Terraform will perform the following actions:

  # aws_lightsail_instance_public_ports.main must be replaced
-/+ resource "aws_lightsail_instance_public_ports" "main" {
      ~ id            = "demo-435209064" -> (known after apply)
        # (1 unchanged attribute hidden)

      - port_info { # forces replacement
          - cidr_list_aliases = [] -> null
          - cidrs             = [
              - "0.0.0.0/0",
            ] -> null
          - from_port         = 0 -> null
          - ipv6_cidrs        = [
              - "::/0",
            ] -> null
          - protocol          = "-1" -> null
          - to_port           = 65535 -> null
        }
      + port_info { # forces replacement
          + cidr_list_aliases = (known after apply)
          + cidrs             = (known after apply)
          + from_port         = 0
          + ipv6_cidrs        = (known after apply)
          + protocol          = "all"
          + to_port           = 65535
        }
    }

Plan: 1 to add, 0 to change, 1 to destroy.

Debug Output

No response

Panic Output

No response

Important Factoids

This value of -1 is handled for aws_vpc_security_group_ingress_rule and aws_vpc_security_group_egress_rule resources, see ProtocolForValue function, also the value -1 is accepted as a value for the ip_protocol argument of these resources.

References

https://registry.terraform.io/providers/hashicorp/aws/latest/docs/resources/lightsail_instance_public_ports#protocol https://registry.terraform.io/providers/hashicorp/aws/latest/docs/resources/vpc_security_group_ingress_rule#ip_protocol https://registry.terraform.io/providers/hashicorp/aws/latest/docs/resources/vpc_security_group_egress_rule#ip_protocol

Would you like to implement a fix?

None

[github-actions[bot]]

Community Note

Voting for Prioritization

• Please vote on this issue by adding a 👍 reaction to the original post to help the community and maintainers prioritize this request.
• Please see our prioritization guide for information on how we prioritize.
• Please do not leave "+1" or other comments that do not add relevant new information or questions, they generate extra noise for issue followers and do not help prioritize the request.

Volunteering to Work on This Issue

• If you are interested in working on this issue, please leave a comment.
• If this would be your first contribution, please review the contribution guide.

[justinretzolk]

This looks quite similar to #35526. Can you take a look at the suggestion here and let us know if that helps at all?

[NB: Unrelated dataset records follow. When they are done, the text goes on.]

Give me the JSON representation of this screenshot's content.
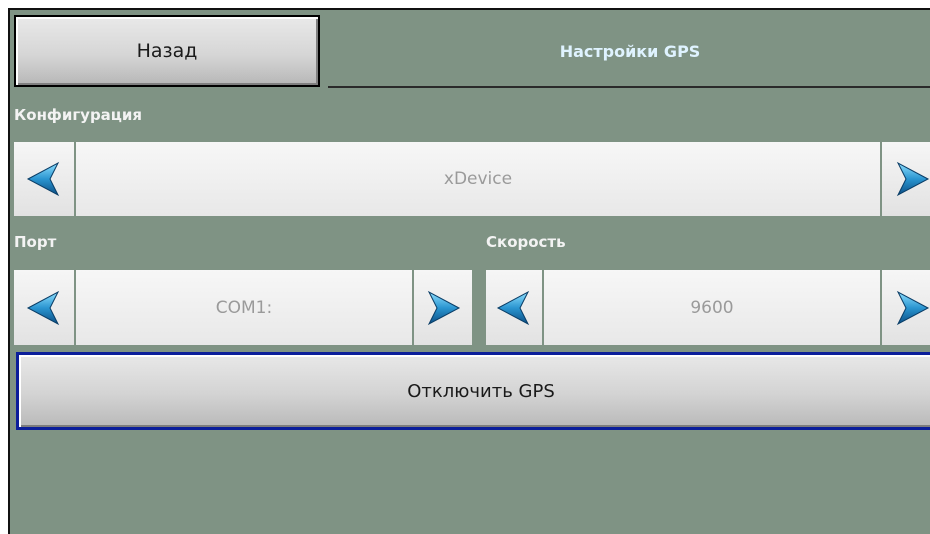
{
  "header": {
    "back_label": "Назад",
    "title": "Настройки GPS"
  },
  "configuration": {
    "label": "Конфигурация",
    "value": "xDevice"
  },
  "port": {
    "label": "Порт",
    "value": "COM1:"
  },
  "speed": {
    "label": "Скорость",
    "value": "9600"
  },
  "actions": {
    "disable_gps_label": "Отключить GPS"
  },
  "icons": {
    "prev": "arrow-left-icon",
    "next": "arrow-right-icon"
  },
  "colors": {
    "background": "#7f9384",
    "title": "#dff3ff",
    "arrow": "#2a8fc8",
    "focus_border": "#0b1e9a"
  }
}
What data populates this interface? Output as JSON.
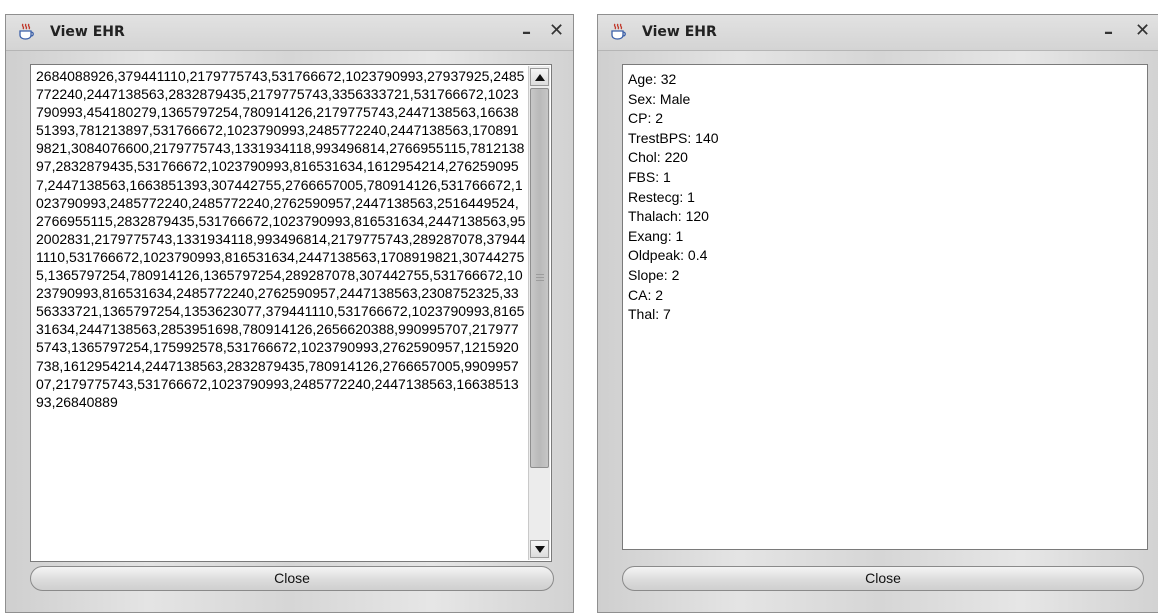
{
  "left_window": {
    "title": "View EHR",
    "minimize_glyph": "–",
    "close_glyph": "✕",
    "encrypted_text": "2684088926,379441110,2179775743,531766672,1023790993,27937925,2485772240,2447138563,2832879435,2179775743,3356333721,531766672,1023790993,454180279,1365797254,780914126,2179775743,2447138563,1663851393,781213897,531766672,1023790993,2485772240,2447138563,1708919821,3084076600,2179775743,1331934118,993496814,2766955115,781213897,2832879435,531766672,1023790993,816531634,1612954214,2762590957,2447138563,1663851393,307442755,2766657005,780914126,531766672,1023790993,2485772240,2485772240,2762590957,2447138563,2516449524,2766955115,2832879435,531766672,1023790993,816531634,2447138563,952002831,2179775743,1331934118,993496814,2179775743,289287078,379441110,531766672,1023790993,816531634,2447138563,1708919821,307442755,1365797254,780914126,1365797254,289287078,307442755,531766672,1023790993,816531634,2485772240,2762590957,2447138563,2308752325,3356333721,1365797254,1353623077,379441110,531766672,1023790993,816531634,2447138563,2853951698,780914126,2656620388,990995707,2179775743,1365797254,175992578,531766672,1023790993,2762590957,1215920738,1612954214,2447138563,2832879435,780914126,2766657005,990995707,2179775743,531766672,1023790993,2485772240,2447138563,1663851393,26840889",
    "close_label": "Close"
  },
  "right_window": {
    "title": "View EHR",
    "minimize_glyph": "–",
    "close_glyph": "✕",
    "fields": [
      "Age: 32",
      "Sex: Male",
      "CP: 2",
      "TrestBPS: 140",
      "Chol: 220",
      "FBS: 1",
      "Restecg: 1",
      "Thalach: 120",
      "Exang: 1",
      "Oldpeak: 0.4",
      "Slope: 2",
      "CA: 2",
      "Thal: 7"
    ],
    "close_label": "Close"
  },
  "icons": {
    "app_icon": "java-coffee-cup-icon",
    "scroll_up": "arrow-up-icon",
    "scroll_down": "arrow-down-icon"
  }
}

Also of note, in case that doesn't fix it, located this comment on another potentially related issue #30286.

[mdawar]

@justinretzolk I've checked that issue, and no I don't think it's related, that issue is about icmpv6 as the protocol value, this issue is about handling the -1 value being equivalent to all just like it's handled for aws_vpc_security_group_ingress_rule and aws_vpc_security_group_egress_rule.

As you can see in the ProtocolForValue function.

func ProtocolForValue(v string) string {
    // special case -1
    protocol := strings.ToLower(v)
    if protocol == "-1" || protocol == "all" {
        return "-1"
    }
        // ...
}

Currently a replacement is forced because of this difference, if you just keep applying the config it will keep replacing the resource.